At GVSU, student researchers, under the leadership of chemistry professor Andrew Lantz, are working on the idea of flow battery technology which is powered by organic electrolytes. This project is a collaboration with Vinazene Inc., started by Paul Rasmussen from the University of Michigan.

“The students are the ones actively testing the flow cell setup that we have,” Lantz said. “I am involved in mentoring and training them, but the students are the ones collecting data and doing the actual lab research.”

So far, the project has involved four GVSU students, with plans to allow the opportunity for another student to join in the summer. Currently, one student is working on the project.

According to Lantz, flow batteries are a possible solution to harnessing consistent renewable energy. He said wind farms and solar panels, for example, are great sources of power, but due to their natural limitations, creating a way to store the energy so that it can be used at will when the wind is not blowing or the sun is down is crucial.

“A lot of times you need energy when those power sources aren’t producing energy, so you need to be able to store energy for a long period of time,” Lantz said.

Lantz said flow batteries can vary from being the size of a tabletop to being as large as a tennis court. For this project, GVSU chemistry students are creating and testing organic electrolytes for use in the batteries.

“I became very interested in learning more about electrochemistry and how to use different instrumentation that I would not otherwise been able to learn,” said Emily Peters, one of the researchers. “This project allowed me to learn so many different techniques and applications that I knew it would be an experience worth taking advantage of.”

Though the research involves the fundamental chemistry going on in the battery itself, it also allows for interested students to take the knowledge they acquire and apply it to something useful for others. Those involved in the project are looking at developing organic electrolytes that will work in the batteries.
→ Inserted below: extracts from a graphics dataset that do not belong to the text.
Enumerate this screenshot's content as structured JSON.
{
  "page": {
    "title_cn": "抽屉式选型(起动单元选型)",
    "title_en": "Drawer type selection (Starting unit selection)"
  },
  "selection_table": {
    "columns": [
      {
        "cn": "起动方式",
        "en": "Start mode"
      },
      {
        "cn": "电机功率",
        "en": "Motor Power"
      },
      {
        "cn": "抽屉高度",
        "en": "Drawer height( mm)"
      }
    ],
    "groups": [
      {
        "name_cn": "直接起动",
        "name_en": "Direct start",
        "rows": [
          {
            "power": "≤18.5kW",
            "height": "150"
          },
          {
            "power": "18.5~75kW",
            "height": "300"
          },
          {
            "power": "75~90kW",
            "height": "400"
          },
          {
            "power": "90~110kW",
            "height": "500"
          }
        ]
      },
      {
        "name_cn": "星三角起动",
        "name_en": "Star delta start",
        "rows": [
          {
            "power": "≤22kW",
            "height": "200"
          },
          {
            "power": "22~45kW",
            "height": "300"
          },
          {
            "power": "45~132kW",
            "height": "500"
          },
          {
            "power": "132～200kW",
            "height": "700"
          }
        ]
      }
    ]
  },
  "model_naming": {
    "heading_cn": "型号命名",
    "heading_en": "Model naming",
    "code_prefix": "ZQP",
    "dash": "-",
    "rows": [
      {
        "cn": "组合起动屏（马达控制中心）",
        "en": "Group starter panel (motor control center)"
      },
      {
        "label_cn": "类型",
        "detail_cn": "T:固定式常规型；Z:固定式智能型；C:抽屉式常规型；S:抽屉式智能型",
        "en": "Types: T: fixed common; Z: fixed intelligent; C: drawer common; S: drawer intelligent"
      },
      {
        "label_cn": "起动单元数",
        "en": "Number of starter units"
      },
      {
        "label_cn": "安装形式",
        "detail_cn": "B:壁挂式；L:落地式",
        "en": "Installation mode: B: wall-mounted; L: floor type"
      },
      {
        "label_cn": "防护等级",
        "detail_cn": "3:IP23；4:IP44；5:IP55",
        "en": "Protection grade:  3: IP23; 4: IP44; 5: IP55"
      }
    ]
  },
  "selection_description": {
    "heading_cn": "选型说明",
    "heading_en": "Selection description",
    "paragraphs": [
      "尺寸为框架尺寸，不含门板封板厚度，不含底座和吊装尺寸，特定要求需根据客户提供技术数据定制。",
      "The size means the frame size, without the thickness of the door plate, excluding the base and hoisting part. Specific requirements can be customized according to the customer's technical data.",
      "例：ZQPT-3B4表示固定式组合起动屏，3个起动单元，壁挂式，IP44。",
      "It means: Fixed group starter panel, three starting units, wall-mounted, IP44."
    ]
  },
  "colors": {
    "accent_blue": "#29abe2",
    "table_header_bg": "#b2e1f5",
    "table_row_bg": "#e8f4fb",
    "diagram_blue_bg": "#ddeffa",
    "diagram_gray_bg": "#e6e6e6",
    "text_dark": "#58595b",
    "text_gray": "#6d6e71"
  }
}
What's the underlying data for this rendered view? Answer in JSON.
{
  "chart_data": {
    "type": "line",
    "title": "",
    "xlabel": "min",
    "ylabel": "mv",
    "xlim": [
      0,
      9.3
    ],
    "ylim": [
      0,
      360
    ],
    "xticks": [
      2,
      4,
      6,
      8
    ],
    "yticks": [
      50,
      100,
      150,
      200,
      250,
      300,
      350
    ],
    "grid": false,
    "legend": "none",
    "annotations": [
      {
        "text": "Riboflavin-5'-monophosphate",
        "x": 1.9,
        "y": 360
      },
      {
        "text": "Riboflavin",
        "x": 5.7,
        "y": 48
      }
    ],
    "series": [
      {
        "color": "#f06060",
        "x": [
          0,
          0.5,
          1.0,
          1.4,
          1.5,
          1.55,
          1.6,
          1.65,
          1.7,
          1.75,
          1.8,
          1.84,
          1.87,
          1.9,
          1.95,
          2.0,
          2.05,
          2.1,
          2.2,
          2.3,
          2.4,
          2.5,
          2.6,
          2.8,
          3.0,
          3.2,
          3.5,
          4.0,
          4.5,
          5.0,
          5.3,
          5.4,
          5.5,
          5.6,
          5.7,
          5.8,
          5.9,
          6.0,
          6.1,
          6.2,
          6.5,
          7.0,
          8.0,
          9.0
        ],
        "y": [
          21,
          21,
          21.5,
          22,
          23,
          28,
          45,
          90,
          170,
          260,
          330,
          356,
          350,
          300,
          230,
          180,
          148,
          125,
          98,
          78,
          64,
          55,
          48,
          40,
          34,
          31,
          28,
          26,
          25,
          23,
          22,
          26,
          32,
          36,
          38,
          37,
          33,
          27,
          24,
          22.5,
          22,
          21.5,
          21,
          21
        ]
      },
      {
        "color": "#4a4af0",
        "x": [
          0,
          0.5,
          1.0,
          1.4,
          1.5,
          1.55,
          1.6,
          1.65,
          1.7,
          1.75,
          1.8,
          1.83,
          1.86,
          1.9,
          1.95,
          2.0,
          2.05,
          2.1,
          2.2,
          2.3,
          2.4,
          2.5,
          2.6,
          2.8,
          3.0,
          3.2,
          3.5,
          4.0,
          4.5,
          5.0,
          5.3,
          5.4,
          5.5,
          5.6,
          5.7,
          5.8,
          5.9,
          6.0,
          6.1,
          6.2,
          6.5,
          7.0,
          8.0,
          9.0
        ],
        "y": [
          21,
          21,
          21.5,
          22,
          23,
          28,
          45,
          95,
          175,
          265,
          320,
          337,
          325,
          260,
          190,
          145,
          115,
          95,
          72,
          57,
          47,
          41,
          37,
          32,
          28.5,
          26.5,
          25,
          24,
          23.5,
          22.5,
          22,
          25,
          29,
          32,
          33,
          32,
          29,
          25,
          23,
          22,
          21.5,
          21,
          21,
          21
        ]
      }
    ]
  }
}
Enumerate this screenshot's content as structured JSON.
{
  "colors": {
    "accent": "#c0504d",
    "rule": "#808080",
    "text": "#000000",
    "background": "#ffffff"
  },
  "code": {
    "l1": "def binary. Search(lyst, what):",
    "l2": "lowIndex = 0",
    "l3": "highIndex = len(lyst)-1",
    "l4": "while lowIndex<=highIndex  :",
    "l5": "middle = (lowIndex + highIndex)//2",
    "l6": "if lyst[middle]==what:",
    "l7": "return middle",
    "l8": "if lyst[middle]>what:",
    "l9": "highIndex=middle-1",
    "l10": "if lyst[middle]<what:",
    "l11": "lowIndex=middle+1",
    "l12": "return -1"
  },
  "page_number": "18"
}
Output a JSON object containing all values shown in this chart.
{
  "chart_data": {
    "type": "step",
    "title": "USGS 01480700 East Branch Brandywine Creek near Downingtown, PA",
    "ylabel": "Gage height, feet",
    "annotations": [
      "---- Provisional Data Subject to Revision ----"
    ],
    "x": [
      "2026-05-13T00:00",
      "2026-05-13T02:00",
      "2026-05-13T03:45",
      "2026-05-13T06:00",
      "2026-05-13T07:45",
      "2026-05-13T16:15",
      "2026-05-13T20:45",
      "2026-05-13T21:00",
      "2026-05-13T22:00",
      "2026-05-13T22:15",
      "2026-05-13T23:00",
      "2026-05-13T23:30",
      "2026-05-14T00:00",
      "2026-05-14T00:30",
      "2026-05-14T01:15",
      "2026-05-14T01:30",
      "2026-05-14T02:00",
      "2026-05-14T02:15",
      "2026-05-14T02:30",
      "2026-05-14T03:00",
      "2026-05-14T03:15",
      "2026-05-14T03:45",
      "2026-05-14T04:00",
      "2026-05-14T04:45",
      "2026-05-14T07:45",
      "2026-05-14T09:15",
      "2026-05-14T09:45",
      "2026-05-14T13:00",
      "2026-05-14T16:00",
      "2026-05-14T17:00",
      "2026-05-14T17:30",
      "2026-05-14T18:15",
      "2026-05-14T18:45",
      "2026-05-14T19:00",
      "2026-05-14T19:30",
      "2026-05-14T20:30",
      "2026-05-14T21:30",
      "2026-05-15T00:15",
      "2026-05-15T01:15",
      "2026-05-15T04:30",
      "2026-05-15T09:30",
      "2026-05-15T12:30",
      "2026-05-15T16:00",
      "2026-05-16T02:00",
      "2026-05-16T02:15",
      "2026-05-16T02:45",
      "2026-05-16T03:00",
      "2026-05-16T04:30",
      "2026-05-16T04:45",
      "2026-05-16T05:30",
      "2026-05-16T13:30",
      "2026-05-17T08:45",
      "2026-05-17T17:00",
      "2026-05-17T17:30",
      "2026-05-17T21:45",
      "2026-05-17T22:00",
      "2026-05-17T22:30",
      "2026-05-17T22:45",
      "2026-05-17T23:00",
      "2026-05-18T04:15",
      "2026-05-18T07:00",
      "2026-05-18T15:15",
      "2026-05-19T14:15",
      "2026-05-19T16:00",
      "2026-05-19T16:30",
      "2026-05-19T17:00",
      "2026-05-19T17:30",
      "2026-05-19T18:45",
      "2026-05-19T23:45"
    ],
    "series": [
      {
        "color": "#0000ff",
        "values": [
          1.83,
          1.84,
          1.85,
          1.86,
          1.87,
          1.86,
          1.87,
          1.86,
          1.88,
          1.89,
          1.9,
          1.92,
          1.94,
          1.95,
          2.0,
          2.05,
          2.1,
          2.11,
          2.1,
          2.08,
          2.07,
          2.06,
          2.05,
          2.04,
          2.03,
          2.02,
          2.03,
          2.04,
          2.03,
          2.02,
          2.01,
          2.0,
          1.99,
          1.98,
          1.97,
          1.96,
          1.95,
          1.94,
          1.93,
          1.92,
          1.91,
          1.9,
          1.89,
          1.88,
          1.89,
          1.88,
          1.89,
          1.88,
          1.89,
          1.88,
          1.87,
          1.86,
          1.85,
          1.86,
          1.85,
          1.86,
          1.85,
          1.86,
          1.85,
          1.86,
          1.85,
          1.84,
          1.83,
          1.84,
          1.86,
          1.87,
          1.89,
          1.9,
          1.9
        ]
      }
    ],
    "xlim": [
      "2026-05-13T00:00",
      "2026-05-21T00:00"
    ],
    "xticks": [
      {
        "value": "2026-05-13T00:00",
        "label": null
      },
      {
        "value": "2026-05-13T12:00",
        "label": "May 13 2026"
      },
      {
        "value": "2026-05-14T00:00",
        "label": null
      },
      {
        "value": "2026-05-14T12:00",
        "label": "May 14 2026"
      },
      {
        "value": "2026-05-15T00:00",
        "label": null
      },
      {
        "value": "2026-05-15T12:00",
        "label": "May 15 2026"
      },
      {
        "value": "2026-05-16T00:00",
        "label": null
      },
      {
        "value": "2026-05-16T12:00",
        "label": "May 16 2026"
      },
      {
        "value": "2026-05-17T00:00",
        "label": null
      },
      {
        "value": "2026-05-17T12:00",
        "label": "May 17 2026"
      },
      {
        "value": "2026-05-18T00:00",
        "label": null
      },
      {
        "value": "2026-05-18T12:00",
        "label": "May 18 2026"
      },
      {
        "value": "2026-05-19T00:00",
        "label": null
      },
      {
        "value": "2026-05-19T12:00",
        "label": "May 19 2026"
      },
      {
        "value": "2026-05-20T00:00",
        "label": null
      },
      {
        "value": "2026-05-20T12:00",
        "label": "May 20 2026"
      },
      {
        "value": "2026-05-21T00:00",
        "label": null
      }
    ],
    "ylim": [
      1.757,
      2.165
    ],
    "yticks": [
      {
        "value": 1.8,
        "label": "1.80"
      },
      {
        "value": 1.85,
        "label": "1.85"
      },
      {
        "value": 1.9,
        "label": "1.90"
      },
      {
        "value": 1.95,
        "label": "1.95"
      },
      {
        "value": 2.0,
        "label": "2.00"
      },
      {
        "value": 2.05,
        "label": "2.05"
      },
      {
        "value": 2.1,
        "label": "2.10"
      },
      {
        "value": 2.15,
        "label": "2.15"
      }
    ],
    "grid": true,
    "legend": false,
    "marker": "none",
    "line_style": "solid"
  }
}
“We are looking at how small changes in the structure of the compounds affects their performance in the flow cell,” Lantz said. “Ultimately our big picture is, if we can find a good series of organic compounds that have high voltage output and energy density, we want to create a flow cell apparatus to match the chemistry. The types of materials in the flow cell changes based on your electrolyte so we have to modify the flow cell to match that.”

According to Lantz, GVSU is also working with research consultants. William Schroeder, involved in the synthesis of compounds, and John Schroeder, involved with the design and building of the prototype flow cell units, are working with team members to create maximum results. Lantz said there are countless changes that can be made to the compounds, and they are trying to find a makeup that will produce the results they are looking for

“We are testing a variety of these organic compounds to see how well they store energy over time and how we can discharge it,” Lantz said.